Rwanda’s president has once again warned his Congolese counterpart, who last year threatened to invade the neighboring Rwanda, that he and his people were not afraid of death while fighting “for our rights and our country.”
During his address to the parliament in Kigali earlier this week, Rwanda’s President Paul Kagame told the lawmakers that he is “here with others who fought for our rights and our country”. He then added, in a thinly wailed warning to the President of the Democratic Republic of Congo (DRC) Felix Tshisekedi, that “for us who are not even afraid of death, if you dare us you will not survive”.

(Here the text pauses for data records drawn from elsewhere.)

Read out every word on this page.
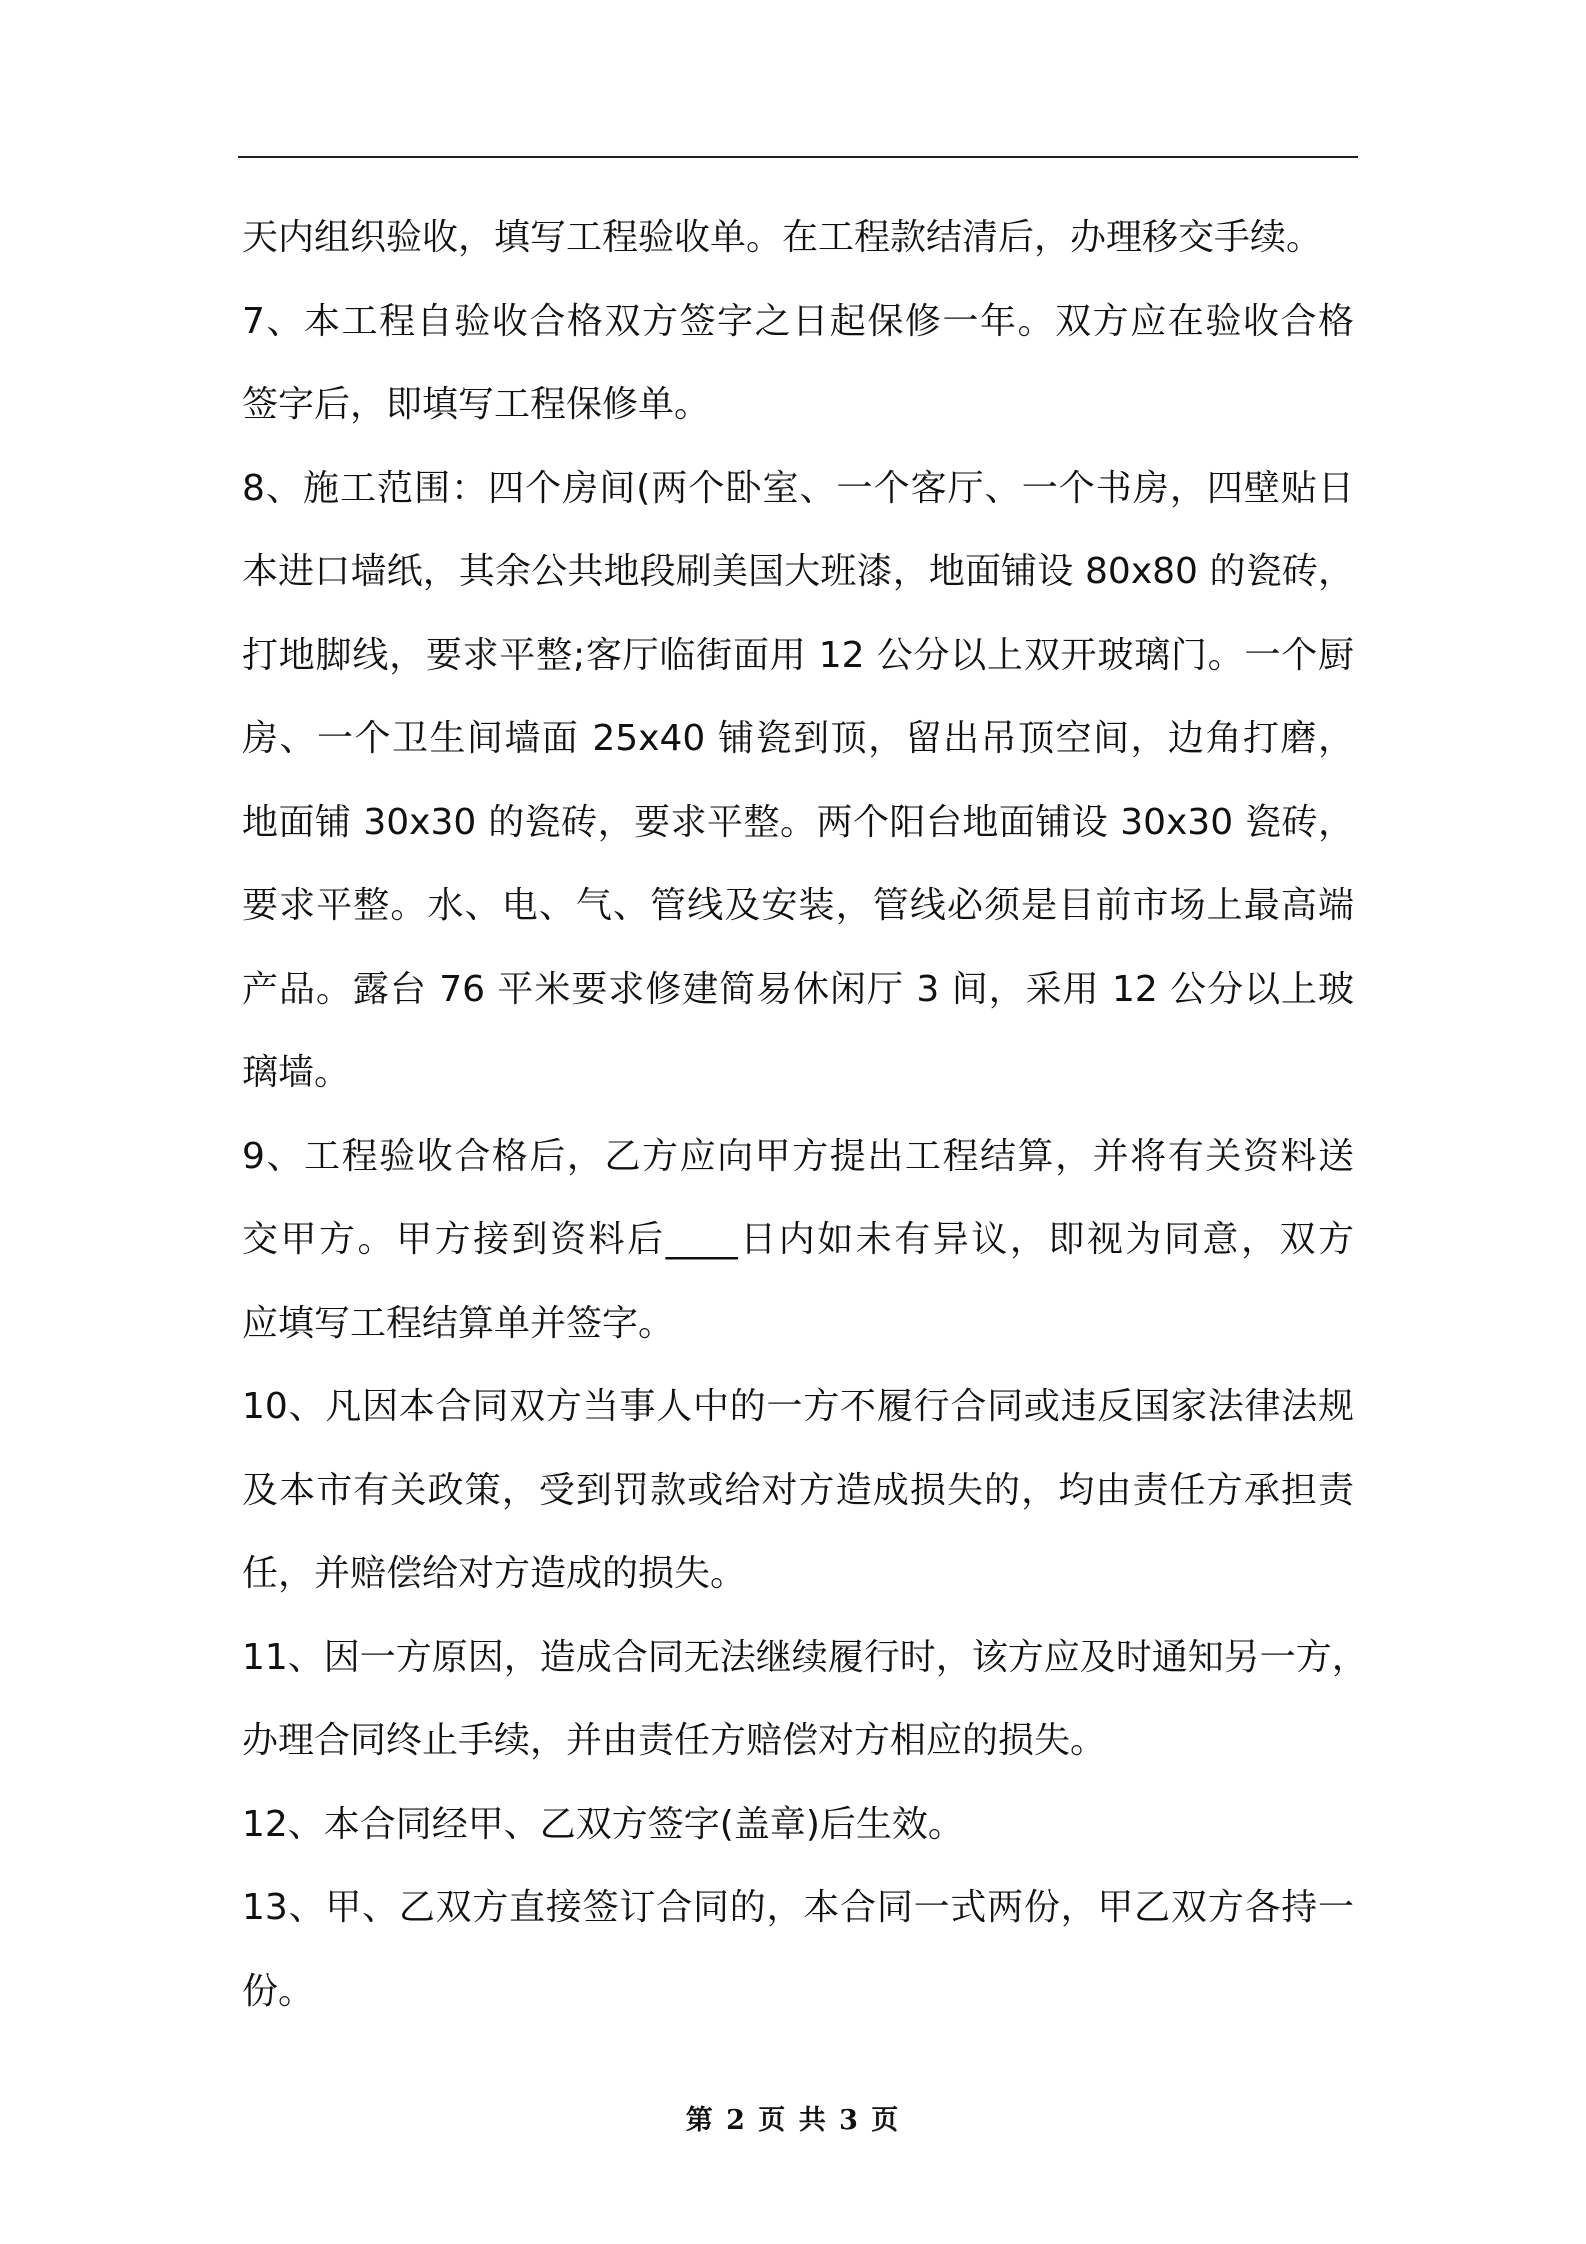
天内组织验收，填写工程验收单。在工程款结清后，办理移交手续。
7、本工程自验收合格双方签字之日起保修一年。双方应在验收合格
签字后，即填写工程保修单。
8、施工范围：四个房间(两个卧室、一个客厅、一个书房，四壁贴日
本进口墙纸，其余公共地段刷美国大班漆，地面铺设 80x80 的瓷砖，
打地脚线，要求平整;客厅临街面用 12 公分以上双开玻璃门。一个厨
房、一个卫生间墙面 25x40 铺瓷到顶，留出吊顶空间，边角打磨，
地面铺 30x30 的瓷砖，要求平整。两个阳台地面铺设 30x30 瓷砖，
要求平整。水、电、气、管线及安装，管线必须是目前市场上最高端
产品。露台 76 平米要求修建简易休闲厅 3 间，采用 12 公分以上玻
璃墙。
9、工程验收合格后，乙方应向甲方提出工程结算，并将有关资料送
交甲方。甲方接到资料后____日内如未有异议，即视为同意，双方
应填写工程结算单并签字。
10、凡因本合同双方当事人中的一方不履行合同或违反国家法律法规
及本市有关政策，受到罚款或给对方造成损失的，均由责任方承担责
任，并赔偿给对方造成的损失。
11、因一方原因，造成合同无法继续履行时，该方应及时通知另一方，
办理合同终止手续，并由责任方赔偿对方相应的损失。
12、本合同经甲、乙双方签字(盖章)后生效。
13、甲、乙双方直接签订合同的，本合同一式两份，甲乙双方各持一
份。
第 2 页 共 3 页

Last year, Tshisekedi threatened to invade Rwanda whom he accuses of supporting the M23 rebels with soldiers and logistics to destabilize eastern DRC, a claim Kigali denies.
“Those comments … that they wanted to attack Rwanda; because Rwanda is a small country and we don’t argue with anyone on that, it’s true,” said Kagame, who recently won a fourth term in office. “We are a small country but our rights are as huge as those of these big countries,” he told the lawmakers.
Addressing the issue of the M23 rebellion, Kagame said that his country now has 130,000 “people who were persecuted, from eastern Congo,” in an indirect reference to the M23’s accusations that the DRC authorities have long been discriminating against and persecuting Congolese of Tutsi ancestry. In an interview with Jeune Afrique in March, Kagame admitted that he ‘takes seriously’ Tshisekedi’s threats to invade Rwanda.